Yes!
For the quickest shadow had crossed the window, as if someone had come to stare down at me and
gone away, like a moth,
I stood remembering.
Hers had been a swift year in the Twenties, with a quick drop down the mine shaft into the film
vaults. Her director, old newsprint said, had found her in bed with the studio hairdresser, and
cut Constance Rattigan's leg muscles with a knife so she would no longer be able to walk the way
he loved. Then he had fled to swim straight west toward China. Constance Rattigan was never seen
again. If she could walk no one knew.
God, I heard myself whisper.
I sensed that she had ventured forth in my world late nights and knew people I knew. There were
breaths of near meetings between us.
Go, I thought, bang the brass lion knocker on her shore-front door.
No. I shook my head. I was afraid that only a black-and-white film ectoplasm might answer.
You do not really want to meet your special love, you only want to dream that some night she'll
step out and walk, with her footprints vanishing on the sand as the wind follows, to your
apartment where she'll tap on your window and enter to unspool her spirit-light in long creeks of
film on your ceiling.
Constance, dear Rattigan, I thought, run out! Jump in that big white Duesenberg parked bright and
fiery in the sand, rev the motor, wave, and motor me away south to Coronado, down the sunlit
coast!
No one revved a motor, no one waved, no one took me south to sun, away from that foghorn that
buried itself at sea.
So I backed off, surprised to find salt water up over my tennis shoes, turned to walk back toward
cold rain in cages, the greatest writer in the world, but no one knew, just me.
I had the moist confetti, the papier-mâché mulch, in my jacket pocket, when I stepped into the one
place where I knew that I had to go.
It was where the old men gathered.
It was a small, dim shop facing the railway tracks where candy, cigarettes, and magazines were
sold and tickets for the big red trolley cars that rushed from L.A. to the sea.

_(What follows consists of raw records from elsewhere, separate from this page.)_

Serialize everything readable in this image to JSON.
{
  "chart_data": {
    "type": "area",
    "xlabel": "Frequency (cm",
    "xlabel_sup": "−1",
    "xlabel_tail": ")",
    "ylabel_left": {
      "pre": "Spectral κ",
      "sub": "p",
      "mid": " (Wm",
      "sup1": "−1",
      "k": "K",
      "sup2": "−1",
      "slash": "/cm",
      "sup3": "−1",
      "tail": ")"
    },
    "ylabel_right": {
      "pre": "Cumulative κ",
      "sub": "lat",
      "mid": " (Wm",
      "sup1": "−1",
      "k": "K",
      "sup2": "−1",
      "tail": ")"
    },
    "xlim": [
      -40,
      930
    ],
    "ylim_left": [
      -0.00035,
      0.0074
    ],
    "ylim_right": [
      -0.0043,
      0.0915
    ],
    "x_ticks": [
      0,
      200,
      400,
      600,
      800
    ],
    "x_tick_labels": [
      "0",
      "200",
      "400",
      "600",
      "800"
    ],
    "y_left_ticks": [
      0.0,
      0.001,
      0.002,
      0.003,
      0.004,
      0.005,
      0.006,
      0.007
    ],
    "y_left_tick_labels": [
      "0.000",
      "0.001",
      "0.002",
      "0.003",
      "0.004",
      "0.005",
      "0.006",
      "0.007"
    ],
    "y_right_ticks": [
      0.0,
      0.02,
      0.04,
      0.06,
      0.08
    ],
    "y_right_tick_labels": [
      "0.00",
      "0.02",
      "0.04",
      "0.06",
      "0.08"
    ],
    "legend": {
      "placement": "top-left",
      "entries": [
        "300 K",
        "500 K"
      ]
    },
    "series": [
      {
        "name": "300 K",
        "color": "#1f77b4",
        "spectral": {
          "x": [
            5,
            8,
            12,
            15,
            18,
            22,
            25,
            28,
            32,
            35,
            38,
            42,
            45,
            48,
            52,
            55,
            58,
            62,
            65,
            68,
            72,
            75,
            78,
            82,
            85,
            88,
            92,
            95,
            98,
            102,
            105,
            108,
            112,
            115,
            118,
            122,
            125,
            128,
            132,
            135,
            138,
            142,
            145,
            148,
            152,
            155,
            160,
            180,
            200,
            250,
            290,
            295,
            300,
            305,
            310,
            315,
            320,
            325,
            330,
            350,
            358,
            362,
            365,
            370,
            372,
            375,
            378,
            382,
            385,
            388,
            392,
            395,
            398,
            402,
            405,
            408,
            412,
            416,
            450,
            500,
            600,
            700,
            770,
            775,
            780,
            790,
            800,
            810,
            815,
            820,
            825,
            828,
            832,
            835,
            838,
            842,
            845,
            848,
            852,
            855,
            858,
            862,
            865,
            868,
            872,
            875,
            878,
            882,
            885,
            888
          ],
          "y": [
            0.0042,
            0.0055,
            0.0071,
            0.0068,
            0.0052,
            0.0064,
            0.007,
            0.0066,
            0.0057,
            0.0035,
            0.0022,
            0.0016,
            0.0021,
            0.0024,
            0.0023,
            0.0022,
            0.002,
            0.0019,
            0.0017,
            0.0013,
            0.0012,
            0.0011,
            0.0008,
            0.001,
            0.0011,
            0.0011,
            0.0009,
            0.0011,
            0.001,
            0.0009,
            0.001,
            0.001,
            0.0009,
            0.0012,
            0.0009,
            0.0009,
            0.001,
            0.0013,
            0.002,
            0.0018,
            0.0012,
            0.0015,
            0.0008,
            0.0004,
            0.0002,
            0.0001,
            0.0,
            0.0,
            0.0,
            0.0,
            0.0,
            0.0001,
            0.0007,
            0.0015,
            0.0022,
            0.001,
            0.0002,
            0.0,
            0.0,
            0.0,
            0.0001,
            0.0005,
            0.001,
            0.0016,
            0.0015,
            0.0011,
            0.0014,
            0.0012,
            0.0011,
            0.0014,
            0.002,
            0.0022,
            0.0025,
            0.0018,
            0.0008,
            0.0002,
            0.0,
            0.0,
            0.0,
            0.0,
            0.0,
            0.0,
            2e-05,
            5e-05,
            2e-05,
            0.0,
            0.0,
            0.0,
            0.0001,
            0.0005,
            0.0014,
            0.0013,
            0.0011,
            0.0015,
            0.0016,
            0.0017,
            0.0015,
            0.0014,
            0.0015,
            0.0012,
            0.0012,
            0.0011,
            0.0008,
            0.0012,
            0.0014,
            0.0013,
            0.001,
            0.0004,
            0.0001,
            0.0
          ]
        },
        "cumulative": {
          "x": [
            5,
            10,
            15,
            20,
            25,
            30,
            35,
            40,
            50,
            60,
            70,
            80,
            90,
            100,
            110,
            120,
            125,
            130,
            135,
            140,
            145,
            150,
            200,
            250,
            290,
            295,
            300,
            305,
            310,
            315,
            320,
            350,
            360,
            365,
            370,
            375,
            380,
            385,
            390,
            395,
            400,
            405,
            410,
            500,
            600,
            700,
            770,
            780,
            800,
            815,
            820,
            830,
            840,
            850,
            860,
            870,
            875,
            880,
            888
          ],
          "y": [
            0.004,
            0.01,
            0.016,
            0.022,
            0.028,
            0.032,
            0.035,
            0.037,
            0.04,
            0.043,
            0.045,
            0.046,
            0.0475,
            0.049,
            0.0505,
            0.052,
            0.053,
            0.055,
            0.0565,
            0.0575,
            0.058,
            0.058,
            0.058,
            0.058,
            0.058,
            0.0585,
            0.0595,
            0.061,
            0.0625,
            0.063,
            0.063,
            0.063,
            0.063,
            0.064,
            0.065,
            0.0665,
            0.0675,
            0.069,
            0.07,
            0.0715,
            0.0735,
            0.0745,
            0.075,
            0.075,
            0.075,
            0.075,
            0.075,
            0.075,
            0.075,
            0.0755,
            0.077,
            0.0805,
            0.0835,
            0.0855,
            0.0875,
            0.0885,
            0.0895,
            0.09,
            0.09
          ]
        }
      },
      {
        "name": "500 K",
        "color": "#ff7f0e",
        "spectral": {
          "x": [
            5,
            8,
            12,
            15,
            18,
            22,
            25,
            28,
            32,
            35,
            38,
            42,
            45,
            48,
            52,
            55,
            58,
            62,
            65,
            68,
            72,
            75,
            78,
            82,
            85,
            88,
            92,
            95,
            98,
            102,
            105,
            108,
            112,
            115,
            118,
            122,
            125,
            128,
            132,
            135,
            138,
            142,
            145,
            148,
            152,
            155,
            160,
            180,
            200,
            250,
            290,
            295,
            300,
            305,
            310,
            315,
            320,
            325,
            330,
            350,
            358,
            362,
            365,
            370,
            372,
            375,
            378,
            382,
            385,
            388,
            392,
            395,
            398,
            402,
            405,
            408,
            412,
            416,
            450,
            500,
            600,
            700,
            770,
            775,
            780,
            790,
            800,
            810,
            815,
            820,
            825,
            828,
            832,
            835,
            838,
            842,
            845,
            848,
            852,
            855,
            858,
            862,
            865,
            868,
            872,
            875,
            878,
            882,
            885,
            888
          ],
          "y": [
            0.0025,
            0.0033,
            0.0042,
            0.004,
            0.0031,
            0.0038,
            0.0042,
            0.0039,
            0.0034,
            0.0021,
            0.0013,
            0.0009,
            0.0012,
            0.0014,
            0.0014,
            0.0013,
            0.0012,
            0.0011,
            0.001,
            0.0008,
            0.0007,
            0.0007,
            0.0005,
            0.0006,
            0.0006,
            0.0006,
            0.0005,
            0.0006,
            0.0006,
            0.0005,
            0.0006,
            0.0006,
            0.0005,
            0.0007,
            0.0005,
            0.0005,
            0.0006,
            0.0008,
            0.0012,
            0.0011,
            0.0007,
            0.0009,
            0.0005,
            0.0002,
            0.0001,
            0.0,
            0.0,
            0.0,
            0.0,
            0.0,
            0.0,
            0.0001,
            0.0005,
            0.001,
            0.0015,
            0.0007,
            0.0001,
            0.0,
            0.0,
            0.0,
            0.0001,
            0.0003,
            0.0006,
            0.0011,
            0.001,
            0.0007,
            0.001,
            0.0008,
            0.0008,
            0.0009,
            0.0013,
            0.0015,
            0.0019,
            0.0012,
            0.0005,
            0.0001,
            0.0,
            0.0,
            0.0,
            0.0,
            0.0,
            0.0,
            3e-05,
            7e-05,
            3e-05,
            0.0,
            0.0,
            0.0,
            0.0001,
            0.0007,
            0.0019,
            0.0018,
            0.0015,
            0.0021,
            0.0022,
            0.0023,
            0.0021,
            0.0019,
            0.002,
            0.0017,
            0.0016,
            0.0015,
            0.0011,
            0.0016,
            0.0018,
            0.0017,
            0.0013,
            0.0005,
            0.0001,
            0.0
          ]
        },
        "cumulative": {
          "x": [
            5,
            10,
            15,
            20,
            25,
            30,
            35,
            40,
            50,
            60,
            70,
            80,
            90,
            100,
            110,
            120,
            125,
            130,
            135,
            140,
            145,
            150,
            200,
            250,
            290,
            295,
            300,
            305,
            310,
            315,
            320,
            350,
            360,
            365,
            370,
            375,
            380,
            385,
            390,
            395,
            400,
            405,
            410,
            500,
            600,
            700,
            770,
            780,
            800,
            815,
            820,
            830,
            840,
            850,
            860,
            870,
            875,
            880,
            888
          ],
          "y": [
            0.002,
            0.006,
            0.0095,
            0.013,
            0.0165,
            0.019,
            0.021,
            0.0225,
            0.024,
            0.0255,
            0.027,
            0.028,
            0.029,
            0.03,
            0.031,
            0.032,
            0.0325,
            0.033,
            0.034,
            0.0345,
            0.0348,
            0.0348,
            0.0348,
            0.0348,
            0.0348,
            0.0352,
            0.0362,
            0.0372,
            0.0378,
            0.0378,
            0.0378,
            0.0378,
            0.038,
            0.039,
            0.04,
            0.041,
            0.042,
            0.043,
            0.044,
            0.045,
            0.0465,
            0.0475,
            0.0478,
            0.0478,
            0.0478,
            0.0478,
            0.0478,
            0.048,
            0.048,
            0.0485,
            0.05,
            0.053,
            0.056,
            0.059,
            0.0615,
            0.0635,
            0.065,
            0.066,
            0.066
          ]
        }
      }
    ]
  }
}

The tobacco-shed-smelling place was run by two nicotine-stained brothers who were always sniveling
and bickering at each other like old maids. On a bench to one side, ignoring the arguments like
crowds at a boring tennis match, a nest of old men stayed by the hour and the day, lying upward
about their ages. One said he was eighty-two. Another bragged that he was ninety. A third said
ninety-four. It changed from week to week, as each misremembered last month's lie.
And if you listened, as the big iron trains rolled by, you could hear the rust flake off the old
men's bones and snow through their bloodstreams to shimmer for a moment in their dying gaze as
they settled for long hours between sentences and tried to recall the subject they had started on
at noon and might finish off at midnight, when the two brothers, bickering, shut up shop and went
away sniveling to their bachelor beds.
Where the old men lived, nobody knew. Every night, after the brothers grouched off into the dark,
the old men dispersed like tumbleweeds, blown every which way in the salt wind.
I stepped into the eternal dusk of the place and stood staring at the bench where the old men had
sat since the beginning of time.
There was an empty place between the old men. Where there had always been four, now there were
only three, and I could tell from their faces that something was wrong.
I looked at their feet, which were surrounded by not only scatterings of cigar ash, but a gentle
snowfall of strange little paper-punchouts, the confetti from hundreds of trolley line tickets in
various L and X and M shapes.
I took my hand out of my pocket and compared the now almost dried soggy mess with the snow on the
floor. I bent and picked some of it up and let it sift from my fingers, an alphabet down the air.
I looked at the empty place on the bench.
"Where's that old gent...?" I stopped.
For the old men were staring at me as if I had fired a gun at their silence. Besides, their look
said, I wasn't dressed right for a funeral.
One of the oldest lit his pipe and at last, puffing it, muttered, "He'll be along. Always does."
But the other two stirred uncomfortably, their faces shadowed.
"Where," I dared to say, "does he live?"
The old man stopped puffing. "Who wants to know?"